Gary D. Stormo
Department of Molecular, Cellular and Developmental Biology University of Colorado, Boulder, CO 80309
We have developed an approach for predicting coding regions in genomic DNA that utilizes multiple types of evidence, combines those into a single scoring function and then returns both optimal and ranked suboptimal solutions using that scoring function.[1] By including separate scoring functions for loci with different G+C content, the method improves prediction overall, and especially for the usually difficult low G+C genes. The use of similarity matches, in the form of BLAST "hits" further increases the reliability of the predictions considerably. Alternative splicing pathways often show up in the suboptimal plots. The approach is shown to be robust to substitution errors in the sequence, but highly susceptible to frame-shift errors. The approach can easily be extended to other problems where a sequence is to be partitioned into domains belonging to a set of possible functional classes. It can also be modified such that the probability of the correct parsing is maximized over a training set of examples.[2] This modification allows for the use of a stochastic grammar to describe the class of possible parses, and for the weighting of various types of evidence to be adjusted to obtain the highest reliability.

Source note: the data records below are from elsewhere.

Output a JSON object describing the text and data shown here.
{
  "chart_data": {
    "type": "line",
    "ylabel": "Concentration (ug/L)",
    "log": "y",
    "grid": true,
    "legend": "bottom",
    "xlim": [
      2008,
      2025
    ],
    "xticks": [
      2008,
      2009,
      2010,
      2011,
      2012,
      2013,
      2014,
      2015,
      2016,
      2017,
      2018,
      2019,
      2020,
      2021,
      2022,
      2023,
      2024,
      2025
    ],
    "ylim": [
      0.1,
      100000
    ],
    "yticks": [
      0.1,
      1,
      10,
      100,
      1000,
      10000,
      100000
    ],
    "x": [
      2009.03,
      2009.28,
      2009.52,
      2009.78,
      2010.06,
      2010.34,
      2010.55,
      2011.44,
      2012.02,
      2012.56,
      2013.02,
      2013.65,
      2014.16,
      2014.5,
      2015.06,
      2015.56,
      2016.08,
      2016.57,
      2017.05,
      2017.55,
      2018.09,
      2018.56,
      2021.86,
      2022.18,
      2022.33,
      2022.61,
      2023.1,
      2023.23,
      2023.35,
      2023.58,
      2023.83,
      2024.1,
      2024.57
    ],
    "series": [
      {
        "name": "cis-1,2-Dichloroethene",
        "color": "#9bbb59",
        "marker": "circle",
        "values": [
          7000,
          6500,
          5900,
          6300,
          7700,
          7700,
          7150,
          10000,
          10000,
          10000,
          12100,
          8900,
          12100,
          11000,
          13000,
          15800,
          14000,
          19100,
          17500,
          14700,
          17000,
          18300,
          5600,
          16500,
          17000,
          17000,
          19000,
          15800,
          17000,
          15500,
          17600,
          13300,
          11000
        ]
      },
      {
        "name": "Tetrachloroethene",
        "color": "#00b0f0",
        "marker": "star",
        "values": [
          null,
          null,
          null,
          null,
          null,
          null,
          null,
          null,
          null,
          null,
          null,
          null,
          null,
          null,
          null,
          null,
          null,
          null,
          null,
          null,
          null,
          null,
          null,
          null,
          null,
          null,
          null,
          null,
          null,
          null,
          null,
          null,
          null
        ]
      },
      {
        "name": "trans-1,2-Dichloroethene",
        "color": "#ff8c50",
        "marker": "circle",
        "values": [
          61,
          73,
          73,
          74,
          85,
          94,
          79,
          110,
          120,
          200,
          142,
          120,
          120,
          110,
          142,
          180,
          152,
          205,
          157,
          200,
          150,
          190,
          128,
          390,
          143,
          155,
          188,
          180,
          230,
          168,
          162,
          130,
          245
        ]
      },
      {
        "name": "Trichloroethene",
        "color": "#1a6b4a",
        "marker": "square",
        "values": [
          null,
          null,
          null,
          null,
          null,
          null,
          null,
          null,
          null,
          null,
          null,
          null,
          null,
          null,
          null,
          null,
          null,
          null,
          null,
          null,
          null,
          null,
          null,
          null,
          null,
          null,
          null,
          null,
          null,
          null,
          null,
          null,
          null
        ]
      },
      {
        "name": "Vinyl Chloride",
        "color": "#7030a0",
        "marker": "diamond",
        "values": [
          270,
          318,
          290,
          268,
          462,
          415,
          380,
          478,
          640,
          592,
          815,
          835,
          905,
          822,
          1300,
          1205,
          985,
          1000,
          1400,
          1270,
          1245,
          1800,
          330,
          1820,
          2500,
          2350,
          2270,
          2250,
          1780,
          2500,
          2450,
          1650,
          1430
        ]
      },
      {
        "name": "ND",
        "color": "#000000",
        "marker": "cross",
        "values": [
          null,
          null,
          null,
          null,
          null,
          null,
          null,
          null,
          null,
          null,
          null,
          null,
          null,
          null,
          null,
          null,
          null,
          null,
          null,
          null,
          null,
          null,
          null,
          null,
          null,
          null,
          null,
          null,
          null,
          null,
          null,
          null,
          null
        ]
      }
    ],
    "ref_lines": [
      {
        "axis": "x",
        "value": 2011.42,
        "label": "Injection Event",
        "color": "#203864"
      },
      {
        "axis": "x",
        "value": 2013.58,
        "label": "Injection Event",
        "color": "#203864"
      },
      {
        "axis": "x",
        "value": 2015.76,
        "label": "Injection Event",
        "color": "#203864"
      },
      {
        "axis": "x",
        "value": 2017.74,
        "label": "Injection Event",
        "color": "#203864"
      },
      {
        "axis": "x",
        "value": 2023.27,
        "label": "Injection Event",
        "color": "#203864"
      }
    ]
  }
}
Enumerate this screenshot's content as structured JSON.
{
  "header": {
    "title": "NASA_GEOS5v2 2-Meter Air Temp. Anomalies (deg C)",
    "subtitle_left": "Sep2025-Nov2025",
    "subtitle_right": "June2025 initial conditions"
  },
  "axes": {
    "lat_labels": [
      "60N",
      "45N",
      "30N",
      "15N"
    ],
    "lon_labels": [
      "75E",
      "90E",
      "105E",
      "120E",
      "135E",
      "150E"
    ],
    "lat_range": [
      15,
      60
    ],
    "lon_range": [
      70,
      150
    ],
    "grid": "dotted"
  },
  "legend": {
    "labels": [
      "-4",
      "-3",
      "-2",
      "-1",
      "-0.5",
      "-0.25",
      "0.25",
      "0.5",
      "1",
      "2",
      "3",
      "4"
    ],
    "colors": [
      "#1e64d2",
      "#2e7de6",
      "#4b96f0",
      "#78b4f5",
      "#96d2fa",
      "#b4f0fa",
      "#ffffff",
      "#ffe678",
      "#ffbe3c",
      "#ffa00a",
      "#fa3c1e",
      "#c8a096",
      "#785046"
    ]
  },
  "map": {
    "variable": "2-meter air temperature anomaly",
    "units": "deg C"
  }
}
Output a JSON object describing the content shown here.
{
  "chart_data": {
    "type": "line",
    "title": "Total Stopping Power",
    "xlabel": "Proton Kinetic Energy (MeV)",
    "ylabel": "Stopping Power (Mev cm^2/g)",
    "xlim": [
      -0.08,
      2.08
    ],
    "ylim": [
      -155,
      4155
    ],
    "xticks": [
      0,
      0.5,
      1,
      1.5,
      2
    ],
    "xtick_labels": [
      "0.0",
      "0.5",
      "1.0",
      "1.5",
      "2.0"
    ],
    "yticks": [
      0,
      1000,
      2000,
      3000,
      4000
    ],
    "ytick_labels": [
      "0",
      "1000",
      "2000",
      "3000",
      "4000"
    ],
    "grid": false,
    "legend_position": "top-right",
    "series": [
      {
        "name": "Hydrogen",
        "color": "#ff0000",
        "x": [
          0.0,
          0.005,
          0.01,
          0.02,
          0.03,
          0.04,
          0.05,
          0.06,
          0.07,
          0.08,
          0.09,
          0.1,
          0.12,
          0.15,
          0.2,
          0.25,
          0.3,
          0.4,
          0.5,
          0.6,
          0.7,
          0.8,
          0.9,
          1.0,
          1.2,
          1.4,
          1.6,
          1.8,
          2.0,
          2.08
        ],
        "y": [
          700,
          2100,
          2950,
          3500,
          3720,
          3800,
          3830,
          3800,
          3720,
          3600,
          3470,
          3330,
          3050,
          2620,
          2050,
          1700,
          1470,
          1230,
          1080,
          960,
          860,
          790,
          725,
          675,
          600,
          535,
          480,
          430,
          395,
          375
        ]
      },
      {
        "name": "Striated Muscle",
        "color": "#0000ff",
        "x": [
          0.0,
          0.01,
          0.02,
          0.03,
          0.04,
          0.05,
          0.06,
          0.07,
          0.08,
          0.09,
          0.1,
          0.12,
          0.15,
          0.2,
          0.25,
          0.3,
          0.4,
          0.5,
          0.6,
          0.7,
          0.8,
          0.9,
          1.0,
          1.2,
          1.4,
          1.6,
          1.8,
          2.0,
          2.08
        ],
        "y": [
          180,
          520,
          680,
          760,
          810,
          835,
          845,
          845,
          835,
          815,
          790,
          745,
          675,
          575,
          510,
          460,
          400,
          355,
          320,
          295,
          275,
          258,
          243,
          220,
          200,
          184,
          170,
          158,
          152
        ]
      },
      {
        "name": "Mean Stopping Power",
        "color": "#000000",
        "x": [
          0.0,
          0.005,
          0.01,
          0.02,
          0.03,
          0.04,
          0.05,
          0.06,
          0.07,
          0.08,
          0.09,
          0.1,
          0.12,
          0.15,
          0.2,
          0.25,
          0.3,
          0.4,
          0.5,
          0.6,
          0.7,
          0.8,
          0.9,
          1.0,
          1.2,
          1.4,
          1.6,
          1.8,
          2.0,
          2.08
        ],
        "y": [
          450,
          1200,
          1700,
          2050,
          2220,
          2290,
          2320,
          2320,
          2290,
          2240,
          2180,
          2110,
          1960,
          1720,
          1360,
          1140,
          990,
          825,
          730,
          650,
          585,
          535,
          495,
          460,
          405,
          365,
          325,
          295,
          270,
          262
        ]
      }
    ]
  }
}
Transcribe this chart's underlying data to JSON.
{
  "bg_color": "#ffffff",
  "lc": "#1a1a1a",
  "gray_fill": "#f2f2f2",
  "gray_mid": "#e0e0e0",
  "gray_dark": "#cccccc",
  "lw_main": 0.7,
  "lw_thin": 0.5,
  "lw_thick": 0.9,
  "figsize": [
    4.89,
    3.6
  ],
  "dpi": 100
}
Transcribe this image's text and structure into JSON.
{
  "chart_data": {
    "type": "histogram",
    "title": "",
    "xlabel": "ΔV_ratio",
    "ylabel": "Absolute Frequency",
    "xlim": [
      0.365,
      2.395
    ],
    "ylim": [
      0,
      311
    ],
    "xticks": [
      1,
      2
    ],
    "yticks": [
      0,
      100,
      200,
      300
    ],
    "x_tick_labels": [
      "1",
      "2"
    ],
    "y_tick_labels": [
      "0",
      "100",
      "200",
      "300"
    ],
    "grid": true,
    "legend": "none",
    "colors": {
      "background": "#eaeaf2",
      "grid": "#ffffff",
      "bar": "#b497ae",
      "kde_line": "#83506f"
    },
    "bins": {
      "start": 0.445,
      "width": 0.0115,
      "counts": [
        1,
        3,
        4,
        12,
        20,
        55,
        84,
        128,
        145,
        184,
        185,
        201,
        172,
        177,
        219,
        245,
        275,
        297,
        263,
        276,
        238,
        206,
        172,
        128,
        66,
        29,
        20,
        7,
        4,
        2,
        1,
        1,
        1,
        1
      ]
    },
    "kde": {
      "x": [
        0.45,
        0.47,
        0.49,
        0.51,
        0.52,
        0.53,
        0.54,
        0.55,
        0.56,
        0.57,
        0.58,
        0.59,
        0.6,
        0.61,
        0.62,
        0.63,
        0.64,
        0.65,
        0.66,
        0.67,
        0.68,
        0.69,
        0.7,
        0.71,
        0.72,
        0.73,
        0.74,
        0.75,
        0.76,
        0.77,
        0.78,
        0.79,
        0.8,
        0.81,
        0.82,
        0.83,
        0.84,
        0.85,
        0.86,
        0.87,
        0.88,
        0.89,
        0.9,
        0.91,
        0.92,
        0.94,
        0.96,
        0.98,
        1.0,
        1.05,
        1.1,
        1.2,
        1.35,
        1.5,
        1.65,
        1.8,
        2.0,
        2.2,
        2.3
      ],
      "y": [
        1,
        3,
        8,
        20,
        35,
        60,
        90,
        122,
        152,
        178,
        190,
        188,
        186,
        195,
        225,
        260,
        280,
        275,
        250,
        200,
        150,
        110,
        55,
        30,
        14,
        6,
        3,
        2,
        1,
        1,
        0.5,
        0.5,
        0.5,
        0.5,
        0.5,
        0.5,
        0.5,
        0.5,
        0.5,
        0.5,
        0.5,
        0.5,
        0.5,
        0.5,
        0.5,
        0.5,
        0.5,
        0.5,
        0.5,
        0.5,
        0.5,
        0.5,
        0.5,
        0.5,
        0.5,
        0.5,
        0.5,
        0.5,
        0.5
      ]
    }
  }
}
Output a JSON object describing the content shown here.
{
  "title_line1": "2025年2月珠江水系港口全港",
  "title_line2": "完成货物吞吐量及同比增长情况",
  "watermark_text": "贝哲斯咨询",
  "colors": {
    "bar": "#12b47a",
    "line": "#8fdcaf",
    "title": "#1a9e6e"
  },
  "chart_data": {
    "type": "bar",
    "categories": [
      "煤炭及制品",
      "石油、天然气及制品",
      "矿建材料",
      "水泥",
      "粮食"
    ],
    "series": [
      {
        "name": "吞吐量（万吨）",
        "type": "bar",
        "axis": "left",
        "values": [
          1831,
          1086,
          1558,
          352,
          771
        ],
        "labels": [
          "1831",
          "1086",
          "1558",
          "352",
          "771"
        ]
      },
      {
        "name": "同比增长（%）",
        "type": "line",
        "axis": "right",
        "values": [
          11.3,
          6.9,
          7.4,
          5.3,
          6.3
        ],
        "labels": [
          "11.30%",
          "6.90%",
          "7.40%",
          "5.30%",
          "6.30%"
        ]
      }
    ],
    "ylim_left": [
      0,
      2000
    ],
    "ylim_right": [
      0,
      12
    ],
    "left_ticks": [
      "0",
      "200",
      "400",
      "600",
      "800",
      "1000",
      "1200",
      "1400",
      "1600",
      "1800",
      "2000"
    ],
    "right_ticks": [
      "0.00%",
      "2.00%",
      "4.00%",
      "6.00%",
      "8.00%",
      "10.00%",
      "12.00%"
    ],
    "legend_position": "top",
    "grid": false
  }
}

We are now exploring methods for reliably predicting other classes of sequence regions, especially promoters. These include approaches based on minimal length encoding algorithms and on Markov chains for the various classes. Some new advances have been made and will be described.
* Supported by a grant from the U.S. Department of Energy under contract ER61606.
[1] E.E. Snyder and G.D. Stormo, J. Mol. Biol. 248, 1-18 (1995).
[2] G.D. Stormo and D. Haussler, Proceedings of the Second International Conference on Intelligent Systems in Molecular Biology, pp. 369-375 ( 1994).